If you connected a router keep in mind that a router is designed to let things pass through in one direction but not the other unless it is specifically configured.
I had a cheap wireless router a few years back from AT&T and my streaming video from HULU kept losing the connection. They upgraded to digital and seemed to fix a lot of DSL problems.
Not really. That isn't wireless cutting in and out, that is the ROUTER cutting in and out. I had a wifi router that went on the fritz. When it was dying it wouldn't route traffic over the WAN port, nor could you access the management page. The wireless and LAN ports all worked perfectly though, so I switched to using it as an AP (routing/management would die after 10-14hrs of use as a router). I've also had a router that would work perfectly, but the wireless AP in the router would occasionally conk out and the whole thing would need to be rebooted for the wireless to work again. Still routed traffic over the WAN port just fine though.
That is completely not true about being designed to only pass traffic one way. It does ROUTING, which means moving packets both directions.

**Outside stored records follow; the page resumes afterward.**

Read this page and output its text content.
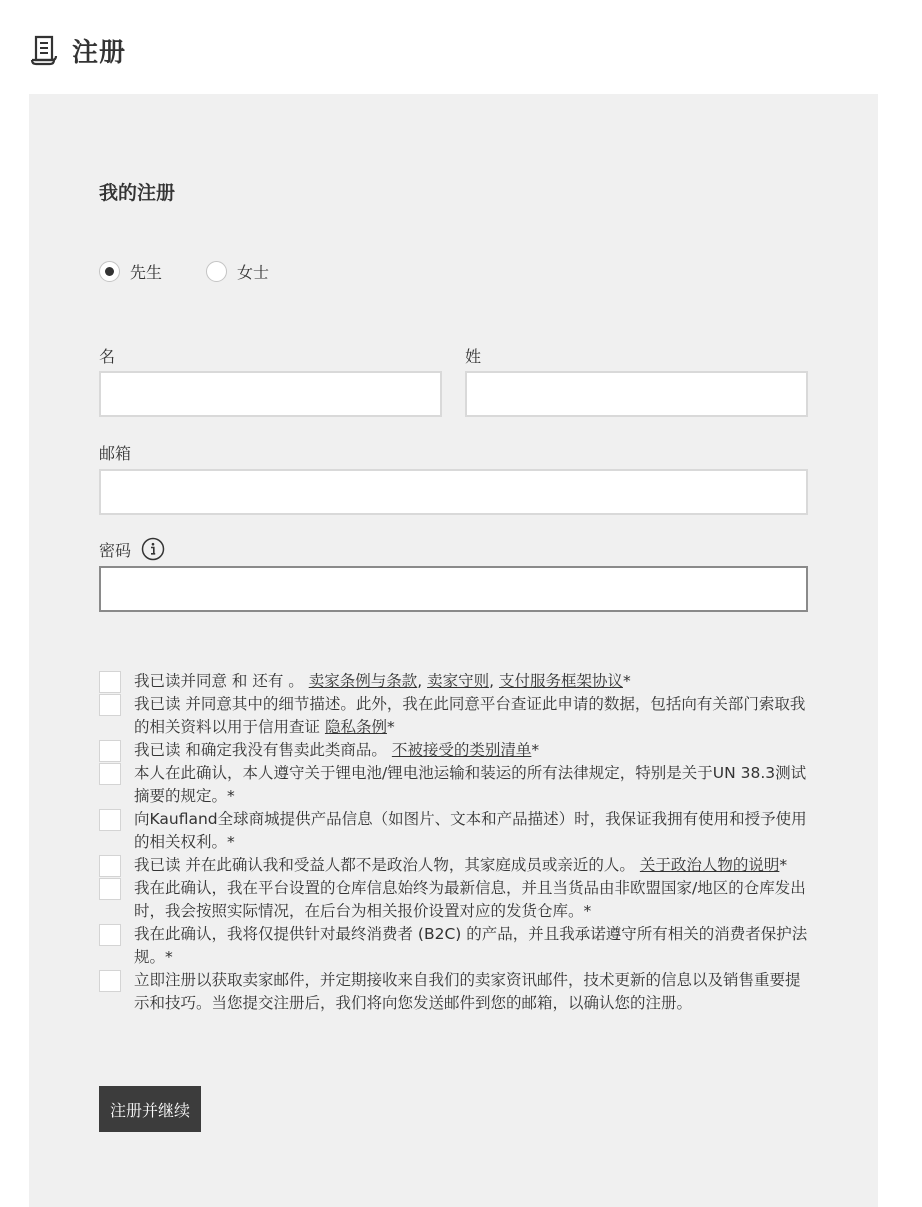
注册
我的注册
先生	女士
名	姓
邮箱
密码
我已读并同意 和 还有 。 卖家条例与条款, 卖家守则, 支付服务框架协议*
我已读 并同意其中的细节描述。此外，我在此同意平台查证此申请的数据，包括向有关部门索取我的相关资料以用于信用查证 隐私条例*
我已读 和确定我没有售卖此类商品。 不被接受的类别清单*
本人在此确认，本人遵守关于锂电池/锂电池运输和装运的所有法律规定，特别是关于UN 38.3测试摘要的规定。*
向Kaufland全球商城提供产品信息（如图片、文本和产品描述）时，我保证我拥有使用和授予使用的相关权利。*
我已读 并在此确认我和受益人都不是政治人物，其家庭成员或亲近的人。 关于政治人物的说明*
我在此确认，我在平台设置的仓库信息始终为最新信息，并且当货品由非欧盟国家/地区的仓库发出时，我会按照实际情况，在后台为相关报价设置对应的发货仓库。*
我在此确认，我将仅提供针对最终消费者 (B2C) 的产品，并且我承诺遵守所有相关的消费者保护法规。*
立即注册以获取卖家邮件，并定期接收来自我们的卖家资讯邮件，技术更新的信息以及销售重要提示和技巧。当您提交注册后，我们将向您发送邮件到您的邮箱，以确认您的注册。
注册并继续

It functions in effect as a firewall, limiting inbound traffic only to packets that were requested from inside the network, unless you do port forwarding. This is because of Network Address Translation. If something inside doesn't request something from outside, then the router doesn't know where to send a packet when its coming from the outside (without port forwarding).
Otherwise its an "unaddressed packet" as far as the router is concerned and it drops it.
This isn't an issue in 99.9% of use cases, because for a personal network, you generally only want data coming in from the outside when you are requesting it/connecting to a service.
That is the basics, I can get more depth in to how a router works if you'd like.
As for a cheap router, well, yeah, sometimes they are bunk. However, pretty much any cheap router with gigabit ports on it should be able to handle routing a 100/100 internet connection at full speed. The really cheap ones might not be able to handle much more than that, but they'll sure handle a 100/100 connection fine.
Its once you start talking about 200+Mbps internet connections that low end gigabit routers might not be able to keep up. Then again, there are some high end routers that won't keep up with that either, depending on the services running and the type of internet connection you have going on.
A $40 gigabit router should handle your 100/100 connection fine. My personal suggestion would be a TP-Link WDR3600. Nice and solid, good wireless, very good routing performance. ~$50 new. I've bought two of them open box for $35 each.
Also I cringe that you were or are running your desktop straight to the internet. Software firewalls are only so good. Granted routers have plenty of security vulnerabilities too, but at least you'd have to get through an exploit in the router before you could ever try to target something behind the router. Direct connected its only software firewall and a prayer protecting you.